Advanced Pancreatic Cancer

Locally advanced pancreatic cancer may be treated with chemotherapy or with combination of chemotherapy and concurrent radiation. The later is preferred in patients with locally advanced tumor with better performance status. For patients without distant disease, there is modest potential survival benefits for patients as few of the patients may become resectable. However, with rare exceptions, patients generally will ultimately succumb to their disease.
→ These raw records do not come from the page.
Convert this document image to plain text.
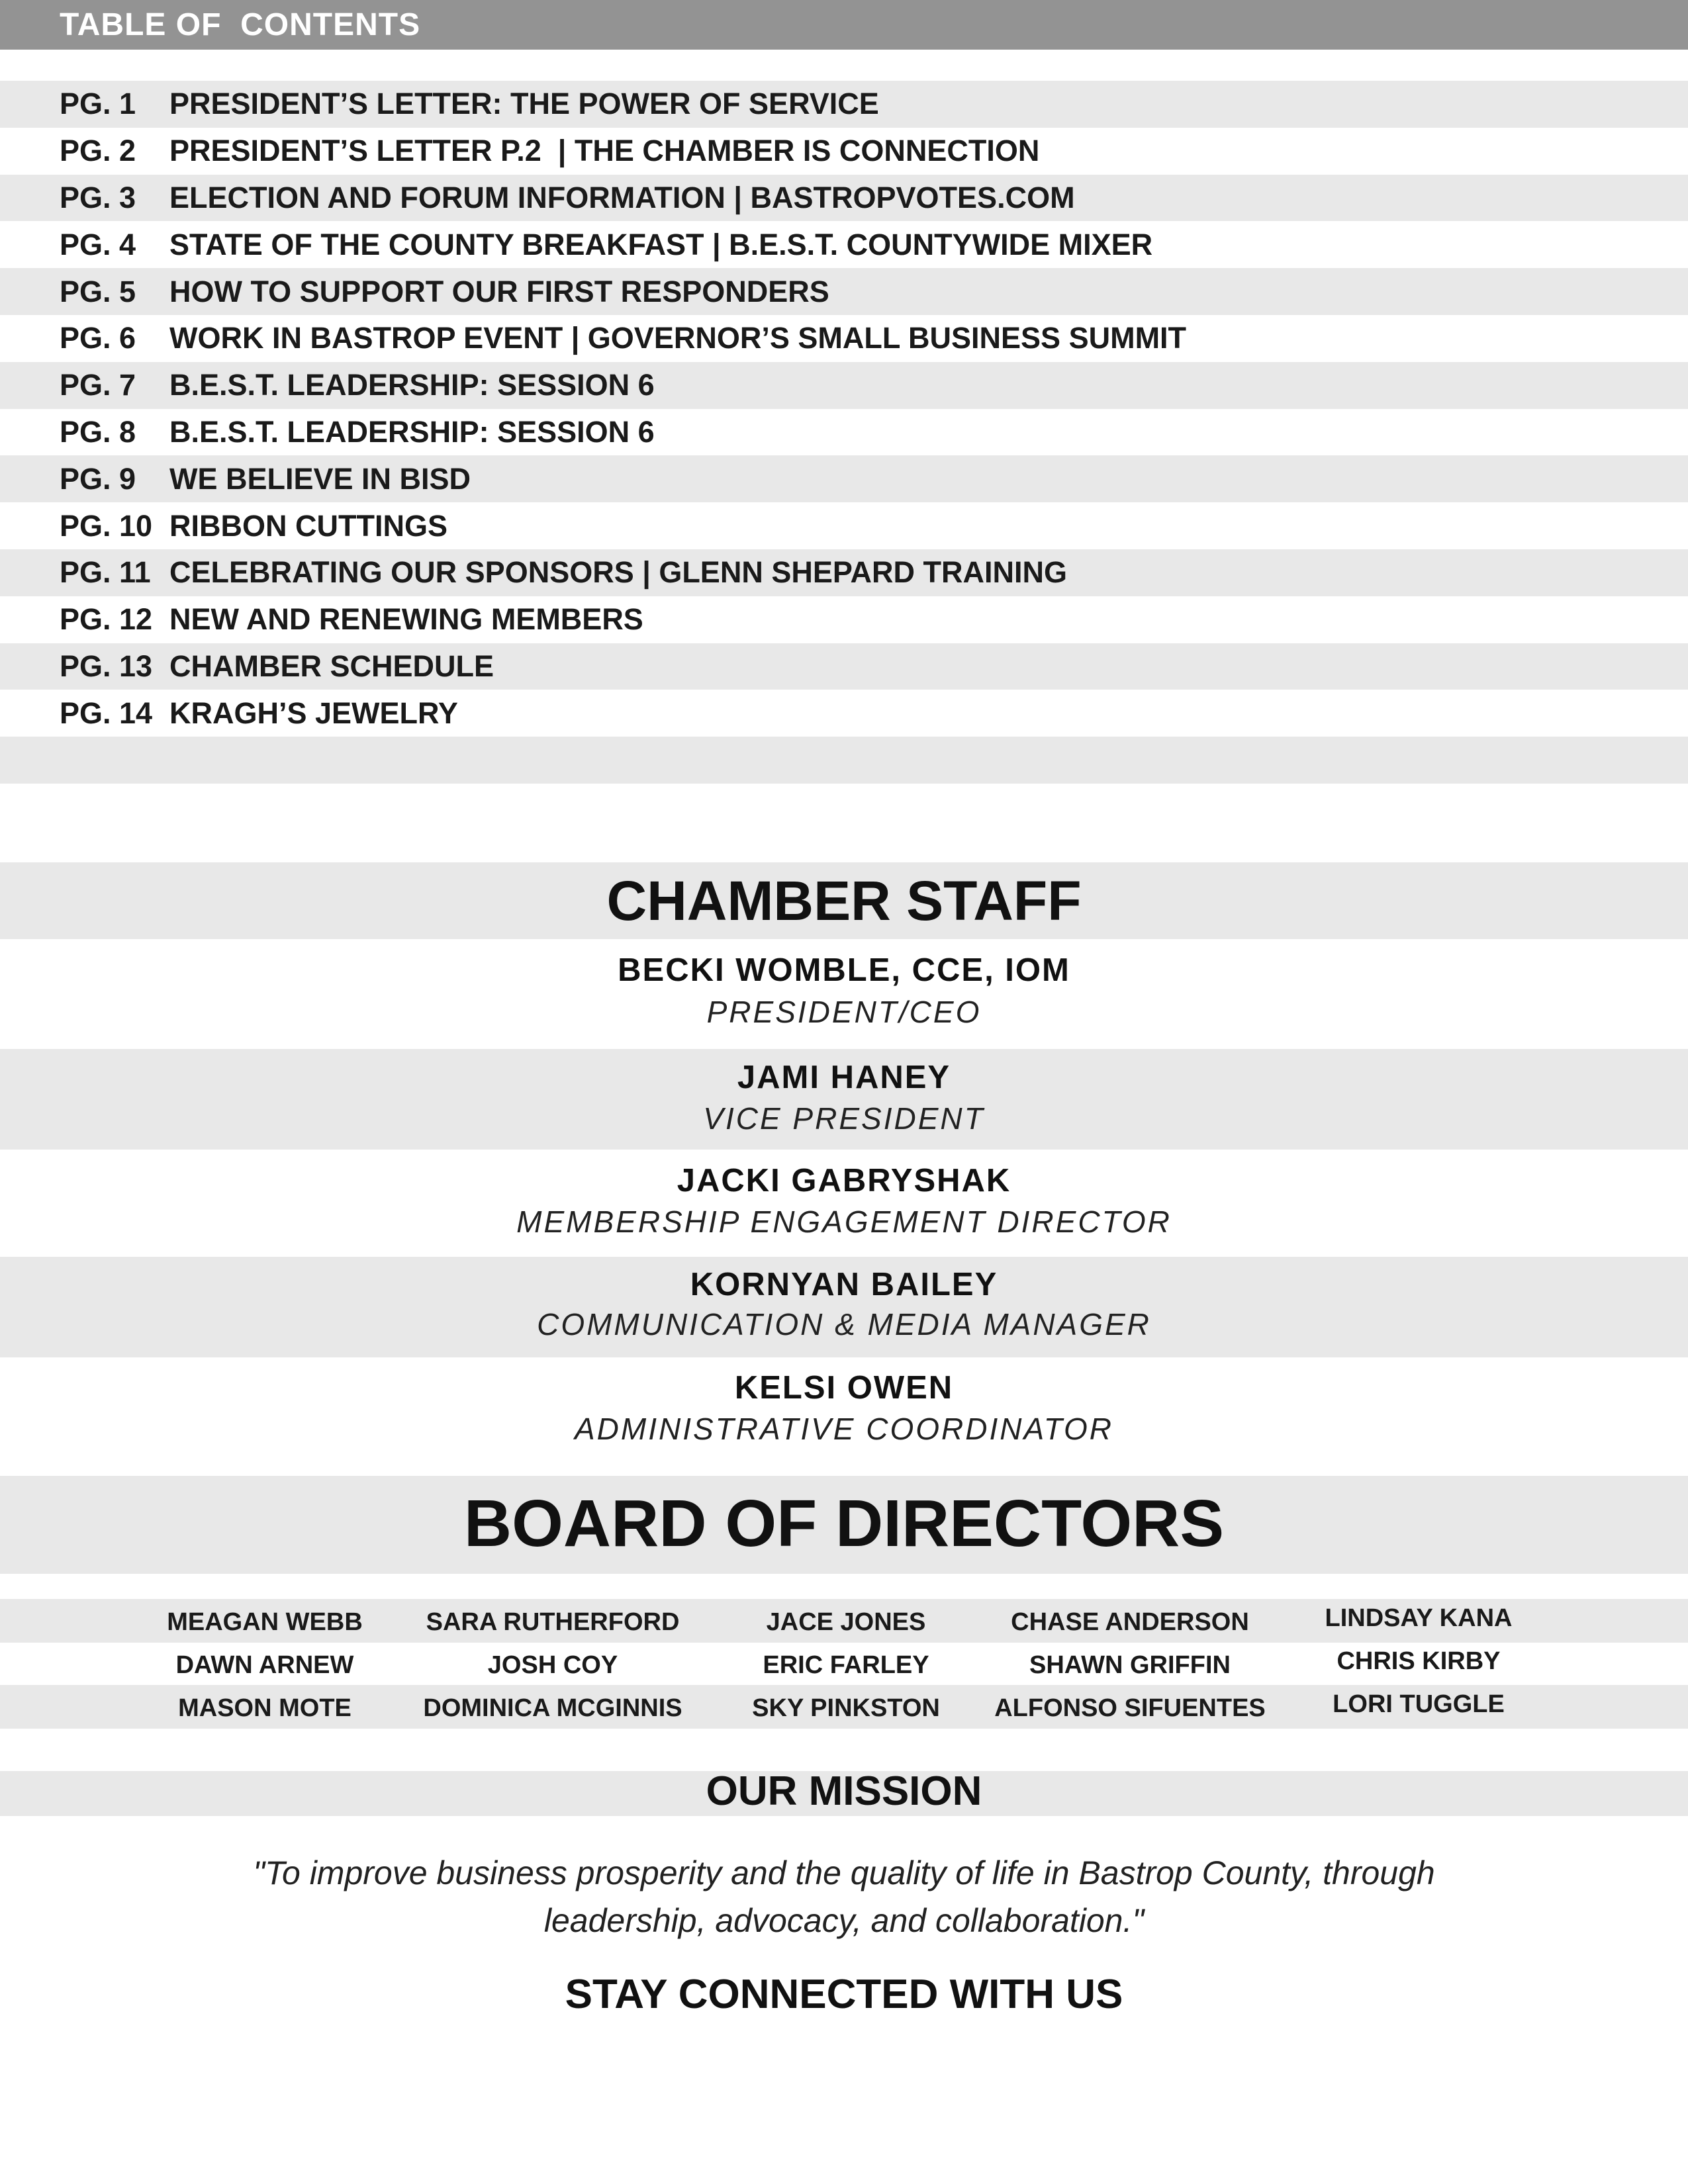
TABLE OF  CONTENTS
PG. 1 PRESIDENT’S LETTER: THE POWER OF SERVICE
PG. 2 PRESIDENT’S LETTER P.2  | THE CHAMBER IS CONNECTION
PG. 3 ELECTION AND FORUM INFORMATION | BASTROPVOTES.COM
PG. 4 STATE OF THE COUNTY BREAKFAST | B.E.S.T. COUNTYWIDE MIXER
PG. 5 HOW TO SUPPORT OUR FIRST RESPONDERS
PG. 6 WORK IN BASTROP EVENT | GOVERNOR’S SMALL BUSINESS SUMMIT
PG. 7 B.E.S.T. LEADERSHIP: SESSION 6
PG. 8 B.E.S.T. LEADERSHIP: SESSION 6
PG. 9 WE BELIEVE IN BISD
PG. 10 RIBBON CUTTINGS
PG. 11 CELEBRATING OUR SPONSORS | GLENN SHEPARD TRAINING
PG. 12 NEW AND RENEWING MEMBERS
PG. 13 CHAMBER SCHEDULE
PG. 14 KRAGH’S JEWELRY
CHAMBER STAFF
BECKI WOMBLE, CCE, IOM
PRESIDENT/CEO
JAMI HANEY
VICE PRESIDENT
JACKI GABRYSHAK
MEMBERSHIP ENGAGEMENT DIRECTOR
KORNYAN BAILEY
COMMUNICATION & MEDIA MANAGER
KELSI OWEN
ADMINISTRATIVE COORDINATOR
BOARD OF DIRECTORS
MEAGAN WEBB	SARA RUTHERFORD	JACE JONES	CHASE ANDERSON	LINDSAY KANA
DAWN ARNEW	JOSH COY	ERIC FARLEY	SHAWN GRIFFIN	CHRIS KIRBY
MASON MOTE	DOMINICA MCGINNIS	SKY PINKSTON	ALFONSO SIFUENTES	LORI TUGGLE
OUR MISSION
"To improve business prosperity and the quality of life in Bastrop County, through
leadership, advocacy, and collaboration."
STAY CONNECTED WITH US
In spite of this, significant palliative benefit can be achieved by chemoradiation. Pain, anorexia, fatigue, and clinical wasting are relatively common symptoms, which significantly impact the patient's quality of life. Using EBRT with or without chemotherapy, approximately 35% to 65% of patients will experience pain resolution as well as some improvement in wasting and obstructive symptoms. Definite but less dramatic improvements in performance status and anorexic symptoms may be observed as well.

Potential side-effects and complications of radiation was discussed in detail. The dose-limiting organs for irradiation of upper-abdominal cancers are the small intestine, stomach, liver, kidneys, and spinal cord. Acute side-effects include general fatigue, transient elevation of LFT, nausea and vomitting, fever, abdominal cramping, diarrhea, skin irritations or desquamation. Examples of long-term complications include small bowel obstruction, stomach ulceration and GI bleed, hepatic failure, kidney failure and hypertension, and radiation myeolitis leading to neurological deficits.